Barclay Primary School is a primary school located in Leyton, east London, England; Leyton is part of the London Borough of Waltham Forest. The school provides education for some 1293 children aged up to 11, and operates a nursery school taking children from the age of 3; on entry to main-school reception classes, children are between 4 and 5 years old.

It was formed in 2006 through the amalgamation of the former Barclay Junior School and Barclay Infants' School, which had operated as two adjacent schools on the same overall site.

==History==
The Barclay Junior Mixed and Infants Schools originated as Canterbury Road Council School, which opened in 1908 in temporary buildings; the permanent school was completed in 1910. It was enlarged and reorganized in 1914–15 for boys, girls, and infants, but the boys remained in temporary accommodation in St. Andrew's and St. Paul's church halls until 1924, when a new building was opened for them.
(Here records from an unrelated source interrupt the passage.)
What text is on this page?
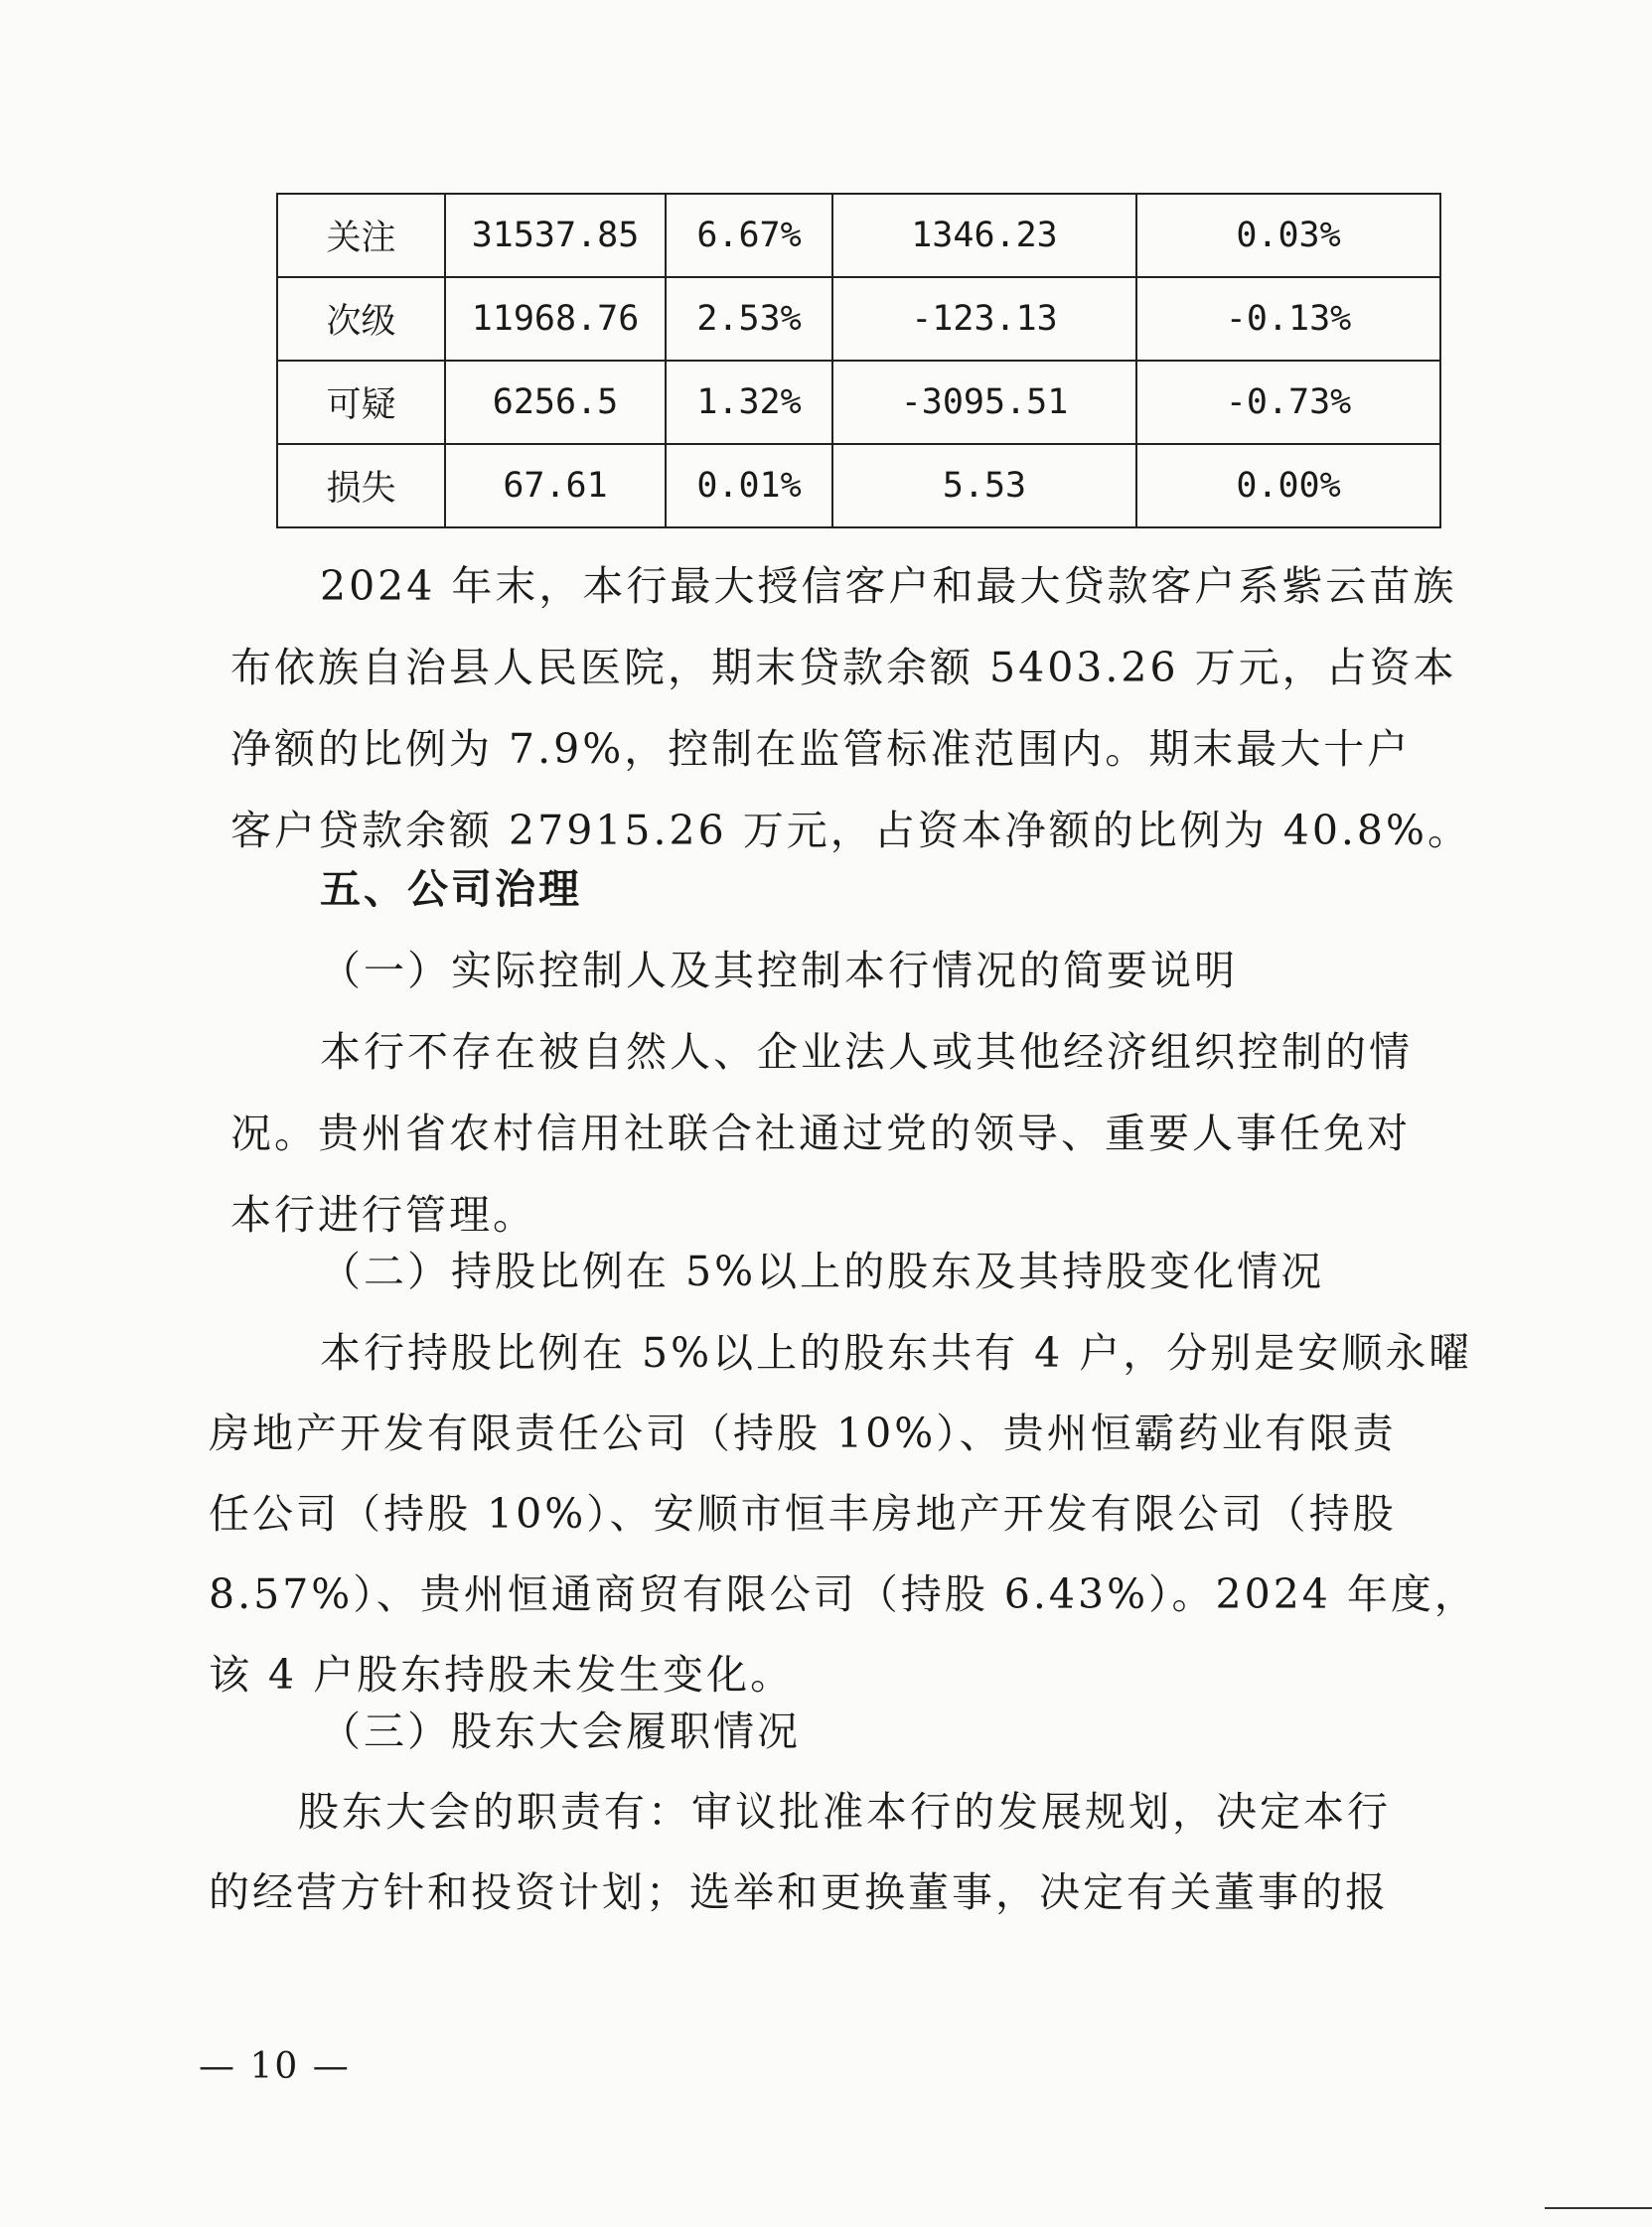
关注	31537.85	6.67%	1346.23	0.03%
次级	11968.76	2.53%	-123.13	-0.13%
可疑	6256.5	1.32%	-3095.51	-0.73%
损失	67.61	0.01%	5.53	0.00%
2024 年末，本行最大授信客户和最大贷款客户系紫云苗族
布依族自治县人民医院，期末贷款余额 5403.26 万元，占资本
净额的比例为 7.9%，控制在监管标准范围内。期末最大十户
客户贷款余额 27915.26 万元，占资本净额的比例为 40.8%。
五、公司治理
（一）实际控制人及其控制本行情况的简要说明
本行不存在被自然人、企业法人或其他经济组织控制的情
况。贵州省农村信用社联合社通过党的领导、重要人事任免对
本行进行管理。
（二）持股比例在 5%以上的股东及其持股变化情况
本行持股比例在 5%以上的股东共有 4 户，分别是安顺永曜
房地产开发有限责任公司（持股 10%）、贵州恒霸药业有限责
任公司（持股 10%）、安顺市恒丰房地产开发有限公司（持股
8.57%）、贵州恒通商贸有限公司（持股 6.43%）。2024 年度，
该 4 户股东持股未发生变化。
（三）股东大会履职情况
股东大会的职责有：审议批准本行的发展规划，决定本行
的经营方针和投资计划；选举和更换董事，决定有关董事的报
— 10 —
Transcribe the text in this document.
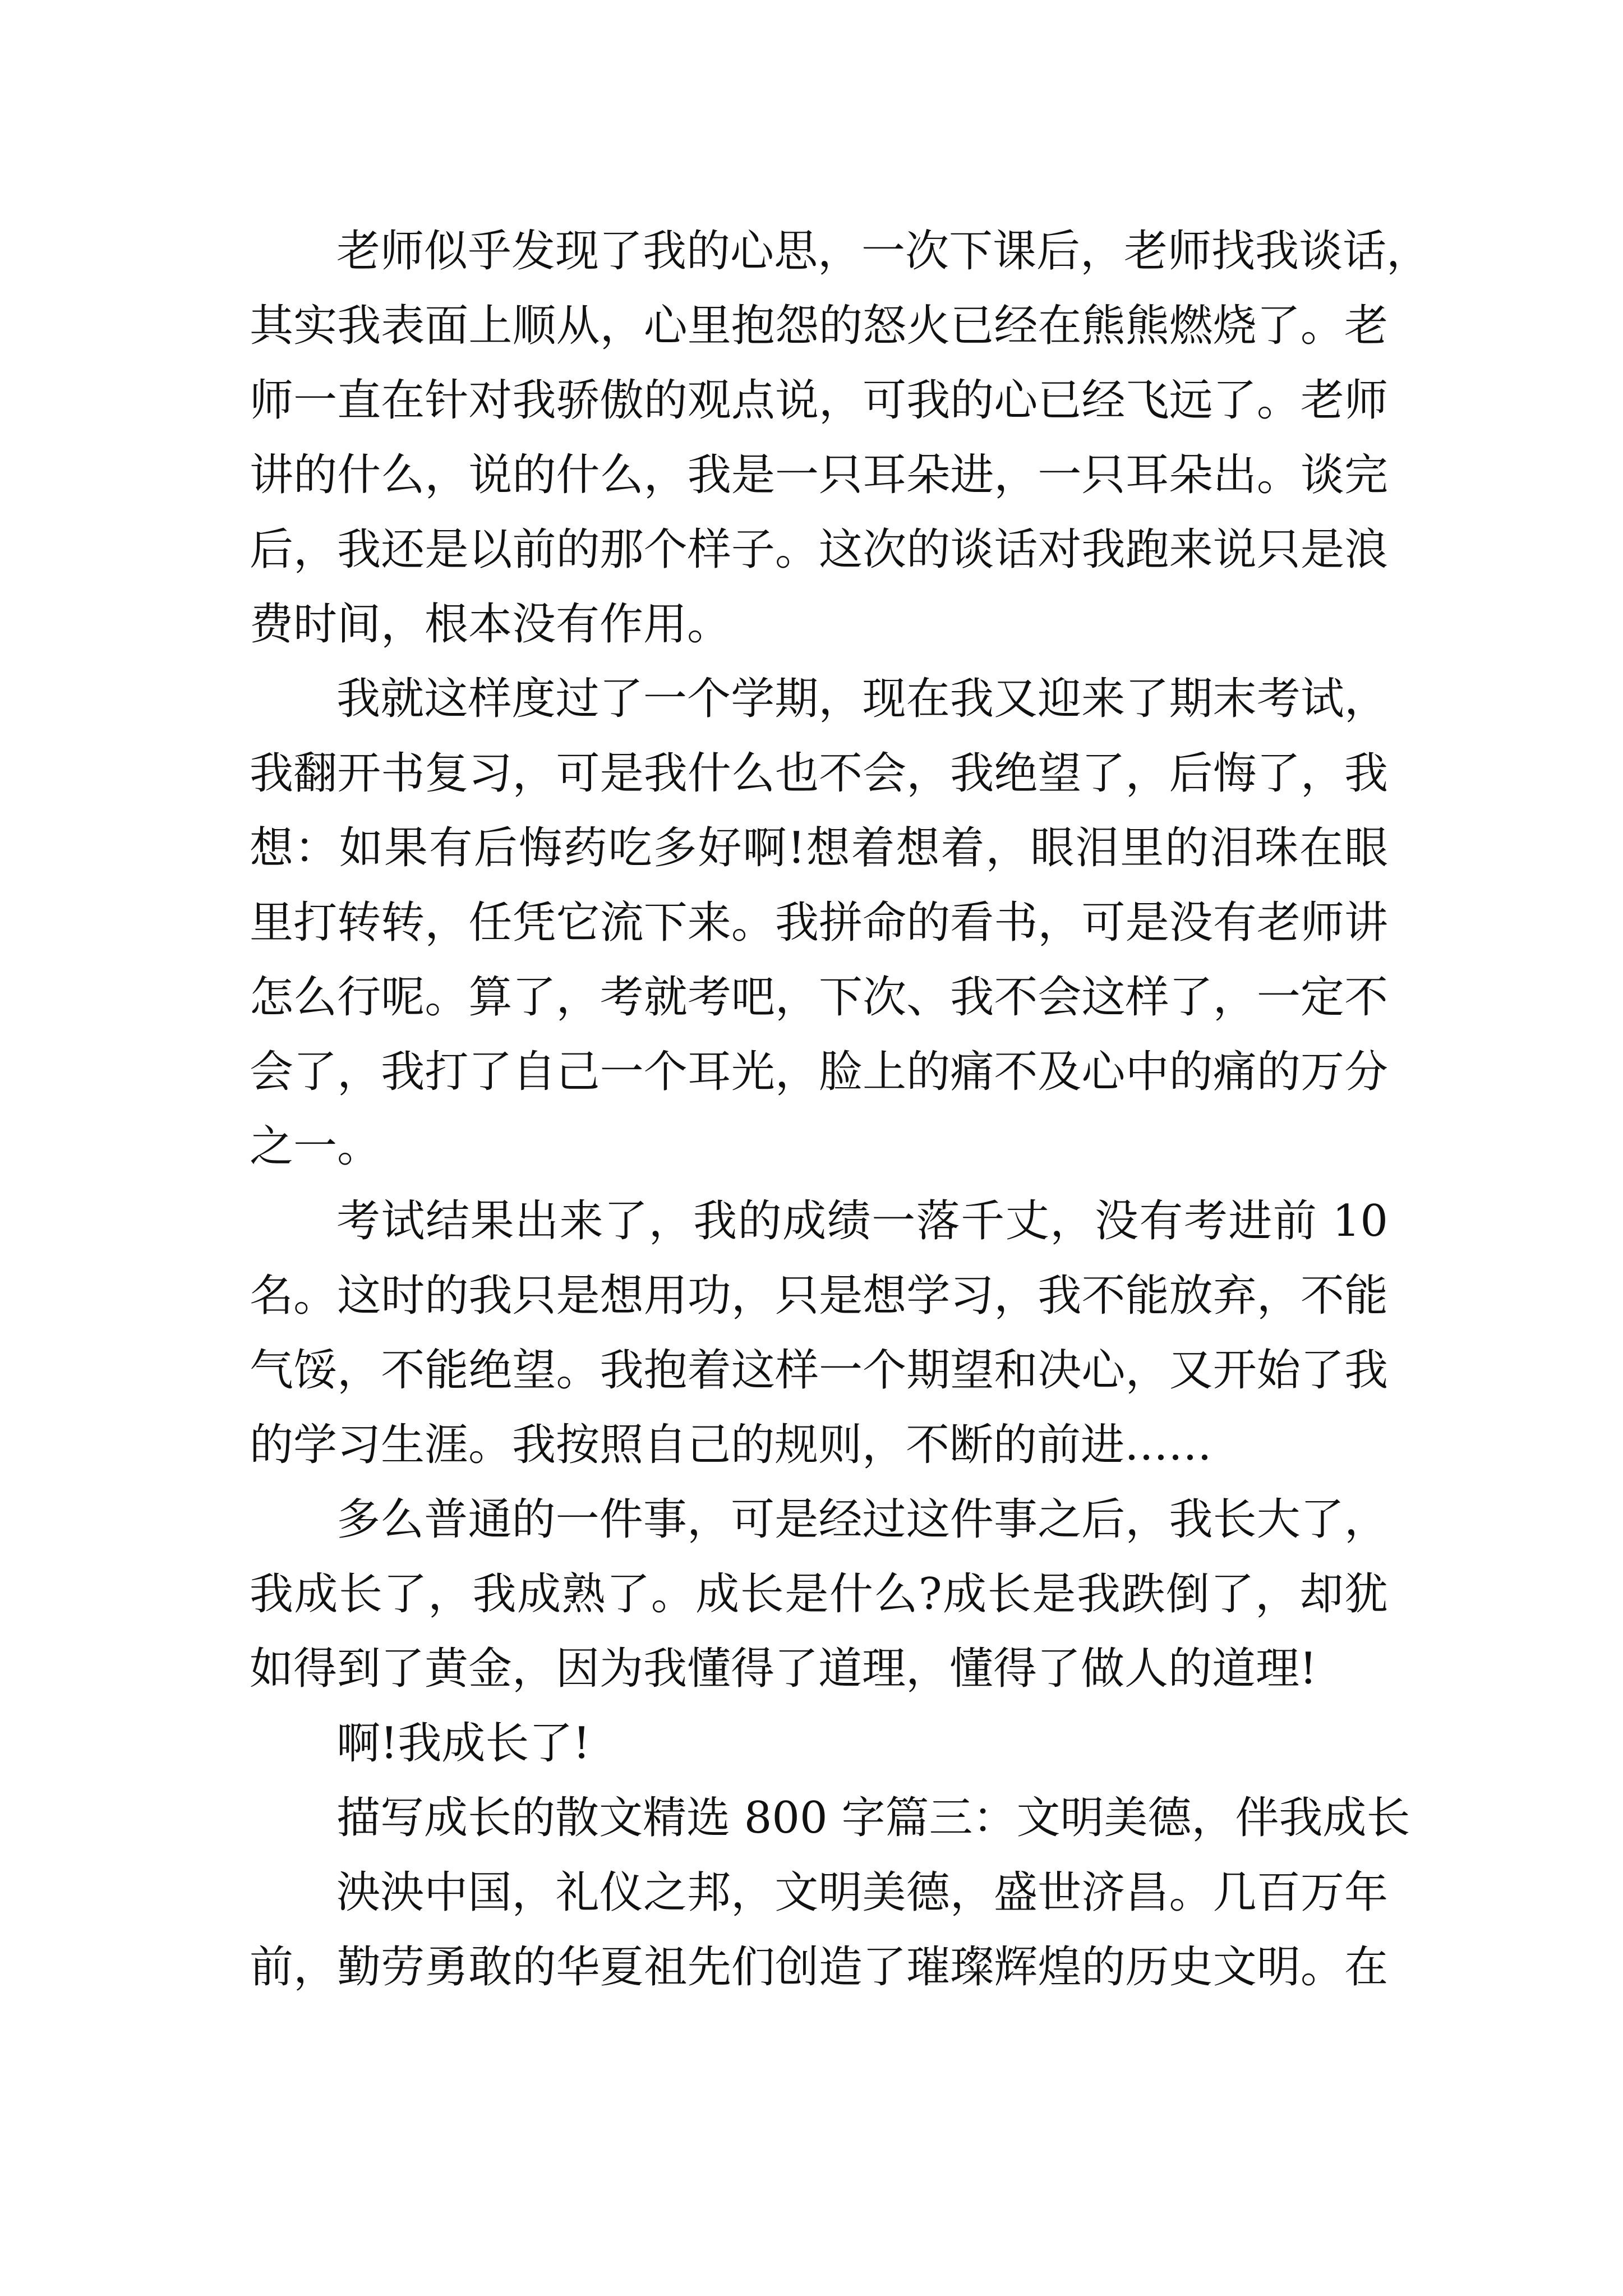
老师似乎发现了我的心思，一次下课后，老师找我谈话，
其实我表面上顺从，心里抱怨的怒火已经在熊熊燃烧了。老
师一直在针对我骄傲的观点说，可我的心已经飞远了。老师
讲的什么，说的什么，我是一只耳朵进，一只耳朵出。谈完
后，我还是以前的那个样子。这次的谈话对我跑来说只是浪
费时间，根本没有作用。
我就这样度过了一个学期，现在我又迎来了期末考试，
我翻开书复习，可是我什么也不会，我绝望了，后悔了，我
想：如果有后悔药吃多好啊!想着想着，眼泪里的泪珠在眼
里打转转，任凭它流下来。我拼命的看书，可是没有老师讲
怎么行呢。算了，考就考吧，下次、我不会这样了，一定不
会了，我打了自己一个耳光，脸上的痛不及心中的痛的万分
之一。
考试结果出来了，我的成绩一落千丈，没有考进前 10
名。这时的我只是想用功，只是想学习，我不能放弃，不能
气馁，不能绝望。我抱着这样一个期望和决心，又开始了我
的学习生涯。我按照自己的规则，不断的前进……
多么普通的一件事，可是经过这件事之后，我长大了，
我成长了，我成熟了。成长是什么?成长是我跌倒了，却犹
如得到了黄金，因为我懂得了道理，懂得了做人的道理!
啊!我成长了!
描写成长的散文精选 800 字篇三：文明美德，伴我成长
泱泱中国，礼仪之邦，文明美德，盛世济昌。几百万年
前，勤劳勇敢的华夏祖先们创造了璀璨辉煌的历史文明。在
The school was enlarged again in 1929–31, and an extension was completed in 1952. The amalgamation of the former infant and junior schools in September 2006 produced the new name, Barclay Primary School. The school was further expanded in 2011 to facilitate an increase from four-form to six-form entry from September of that year. It amongst the largest primary schools in England, which are known unofficially as "Titan" primaries. The school converted to academy status on 1 September 2012.

The name of the school comes from The BARCLAY PARK estate, on which the buildings stand; the estate was built up in the 19th century by the Barclay family of well known bankers who lived nearby at Knotts Green House.

The school continues to serve a broad and diverse community - which was recognised by Ofsted as being "Outstanding" in all areas in 2016 and again in 2021.

== Demographics ==
As of 16 January 2020, Barclay Primary School educated 658 male pupils and 635 female pupils. 21.2% of pupils were eligible for free school meals. The school has 54 teachers, 28 teaching assistants, and 24 other members of staff.

The pupil:teacher ratio is currently 21:1 and the mean gross full-time equivalent salary of all teachers is £39,215.

== Alumni ==
Notable attendees include the football player Paul Hayes and popular pianist Bobby Crush.